What if the State Bank of India went bankrupt and disappeared? Impossible you say? Okay, read on …
As I write this, there is history in the making in the financial world. Two very well known & once respected financial institutions, Lehman Brothers and Merrill Lynch have well, to put it bluntly, all but collapsed!
Lehman Brothers, a company started in 1850 (no typo!) by German immigrants to the US has collapsed due to the credit crises in the world and has filed for bankruptcy, in other words, it cannot meet its obligations! A 158-year-old giant of the financial world, gone!
Merrill Lynch has been bought over by a rival, the Bank of America for a fraction of the price it was valued at a few months back. It is 94 years old, (founded in 1914), ranked 30 in the Fortune 500 list and manages (?ed) about $1.6 trillion dollars worth of funds. To give you an idea of size, the whole of India now produces about $1 trillion dollars of wealth per year!

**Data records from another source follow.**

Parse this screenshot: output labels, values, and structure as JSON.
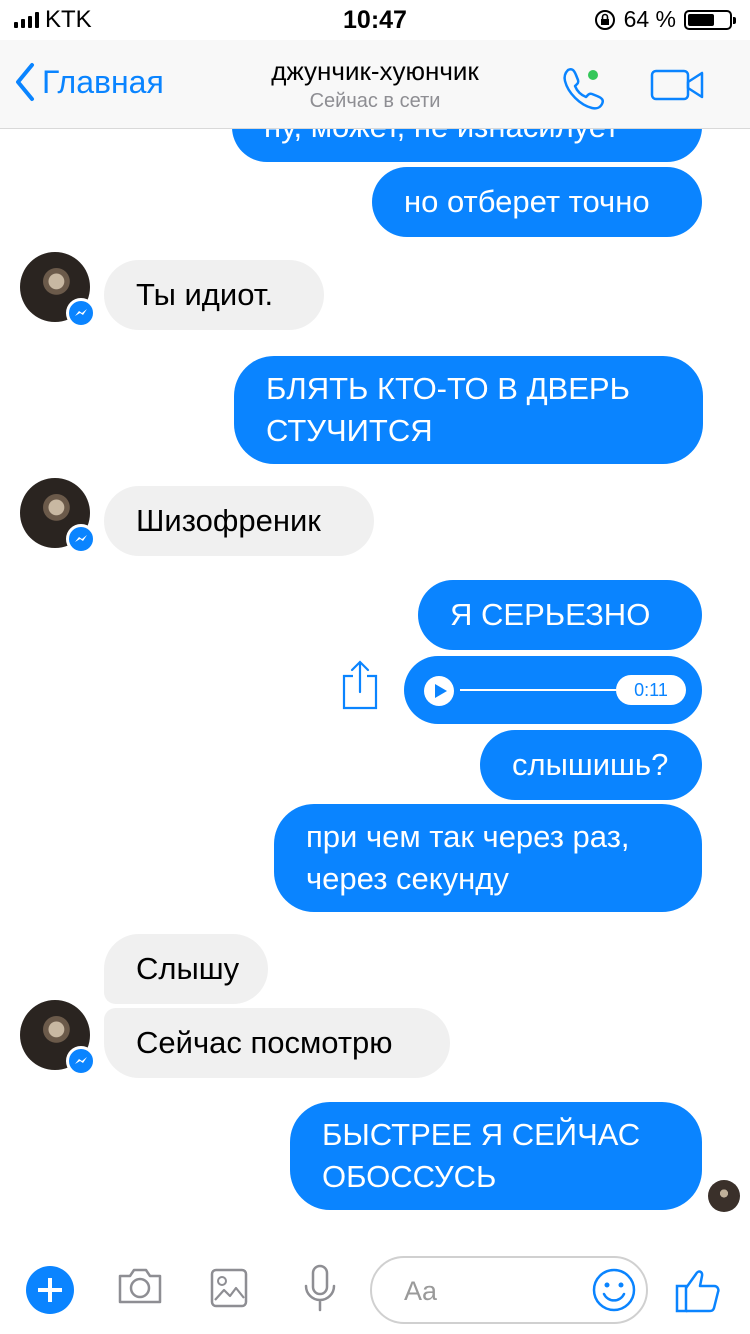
{
  "status_bar": {
    "carrier": "KTK",
    "time": "10:47",
    "battery": "64 %",
    "battery_level": 0.64
  },
  "nav": {
    "back_label": "Главная",
    "title": "джунчик-хуюнчик",
    "subtitle": "Сейчас в сети"
  },
  "messages": [
    {
      "from": "me",
      "text": "ну, может, не изнасилует"
    },
    {
      "from": "me",
      "text": "но отберет точно"
    },
    {
      "from": "them",
      "text": "Ты идиот."
    },
    {
      "from": "me",
      "text": "БЛЯТЬ КТО-ТО В ДВЕРЬ СТУЧИТСЯ"
    },
    {
      "from": "them",
      "text": "Шизофреник"
    },
    {
      "from": "me",
      "text": "Я СЕРЬЕЗНО"
    },
    {
      "from": "me",
      "type": "audio",
      "duration": "0:11"
    },
    {
      "from": "me",
      "text": "слышишь?"
    },
    {
      "from": "me",
      "text": "при чем так через раз, через секунду"
    },
    {
      "from": "them",
      "text": "Слышу"
    },
    {
      "from": "them",
      "text": "Сейчас посмотрю"
    },
    {
      "from": "me",
      "text": "БЫСТРЕЕ Я СЕЙЧАС ОБОССУСЬ"
    }
  ],
  "composer": {
    "placeholder": "Aa"
  },
  "colors": {
    "accent": "#0a84ff",
    "incoming_bubble": "#f0f0f0",
    "online_dot": "#34c759"
  }
}
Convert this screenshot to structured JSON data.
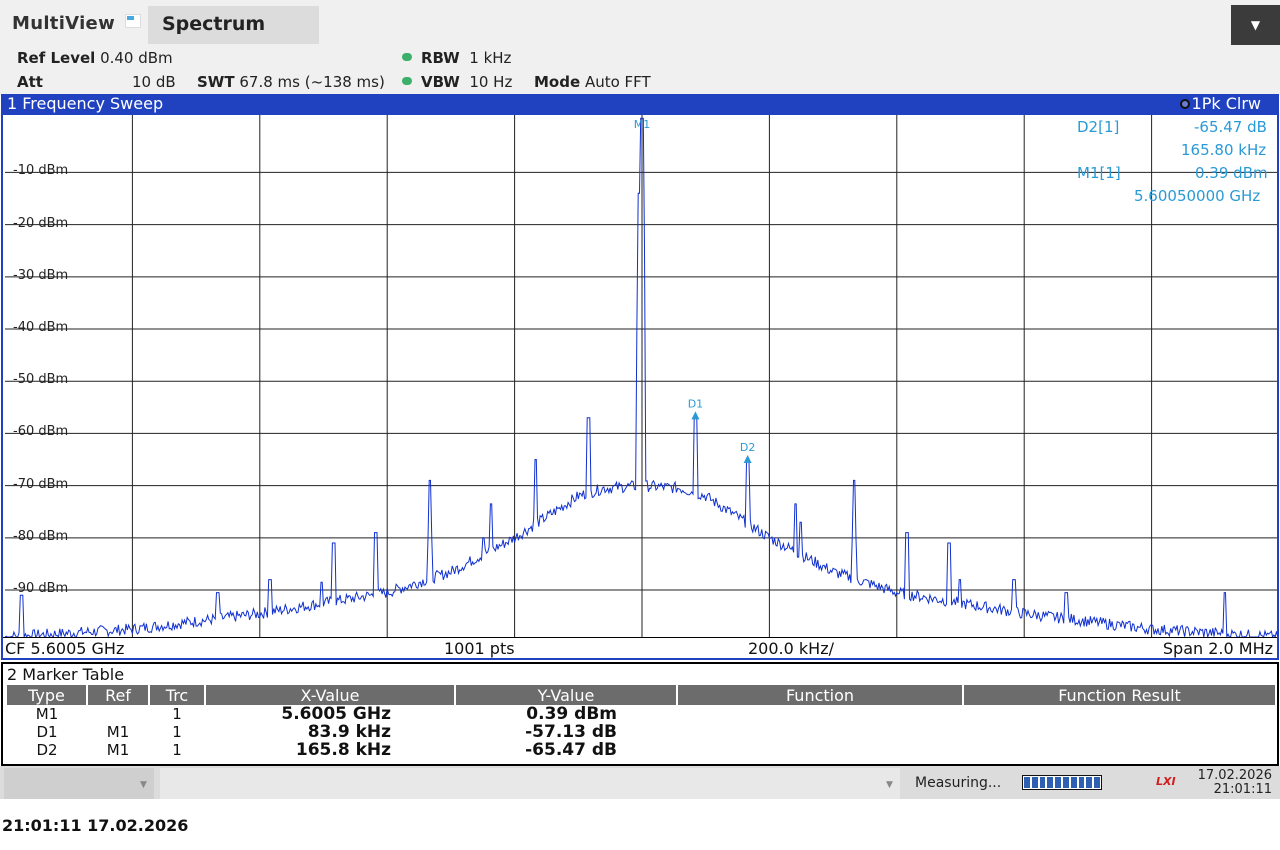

These are institutions that many would have believed would never collapse, it’s like saying our own State Bank of India collapsed and did not exist anymore! Unthinkable no? But well, that’s what is happening right now … history is being made.
And as history occurs, the impact is being felt across the world. The Indian stock markets fell 6% in a day (15 Sep 08) and the hope that the fall of 2008 was over has firmly ended. Now, folks are talking about how far down we would go and where really the bottom of the market is?
Now, that is a really, really difficult question, especially now, to answer? Why, because events are running much faster than we can analyse them and evaluate how the financial system and the world might react to the events and what's more, what other skeletons might there be that are yet to come out.